English singer Jorja Smith yearns for centerstage on her soulful new single, ‘Addicted’. In a statement, she describes the captivating tune as being about “focusing on wanting the full attention of someone who’s not giving enough (or any) when they should be”. It’s her first solo release of the year, and a welcome return from the artist.
‘This Is Your Life’
“This is your life!” a voice declares agitatedly at the top of ishi vu’s latest single. “Right here, right now! It’s real time! You hear me?” The Stockholm-based artist and producer surrounds this impassioned dialogue with percussive, house-flecked electronics that, while informed by the club, stand apart from it. Reminiscent of Jamie xx’s solo album ‘In Colour’, ‘This Is Your Life’ is a compelling taste of his debut album ‘La Luz’, out on April 30.
‘Birds Fly Free’
Brendan Dyer’s indie rock project MILLY have returned with another preview of their new EP, ‘Wish Goes On’. The second track from the upcoming release, ‘Birds Fly Free’ is a fuzzy, shoegaze number with a hint of sorrow. “I wish I knew how to tell you . Everything in my rainbow,” Dyer sings on the opening. “Like what if this is the last time? / You don’t deserve that shit, I really own up to it.”
‘Against The Tide’
Duo Stubborn Heart are set to return this June, with ‘Made Of Static’, their first album in nearly nine years.

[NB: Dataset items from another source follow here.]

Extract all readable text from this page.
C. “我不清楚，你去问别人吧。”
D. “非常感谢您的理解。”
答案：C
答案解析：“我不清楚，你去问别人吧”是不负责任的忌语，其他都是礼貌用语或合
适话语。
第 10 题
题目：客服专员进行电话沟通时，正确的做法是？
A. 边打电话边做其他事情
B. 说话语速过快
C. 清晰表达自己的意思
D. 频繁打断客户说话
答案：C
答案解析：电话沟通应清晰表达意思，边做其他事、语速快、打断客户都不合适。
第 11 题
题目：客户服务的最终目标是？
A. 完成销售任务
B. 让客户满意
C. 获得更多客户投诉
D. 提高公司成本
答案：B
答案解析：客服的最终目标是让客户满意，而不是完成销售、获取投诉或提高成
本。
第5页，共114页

With its danceable electro-soul and pulsating breakdown, ‘Against The Tide’ is a haunting, memorable taste of what we can expect from the release.
‘Against The Tide’
On ‘Cheer Up Baby’, Dublin outfit Inhaler are intent on doing what their song claims to do. “It’s a love letter to all our fans who are feeling isolated,” Inhaler told NME. Over an uplifting indie-pop melody of energetic guitars and drums, the band reassure the listener that “you’re not on your own” by erasing any doubts and skepticism, “you’re not on your own“.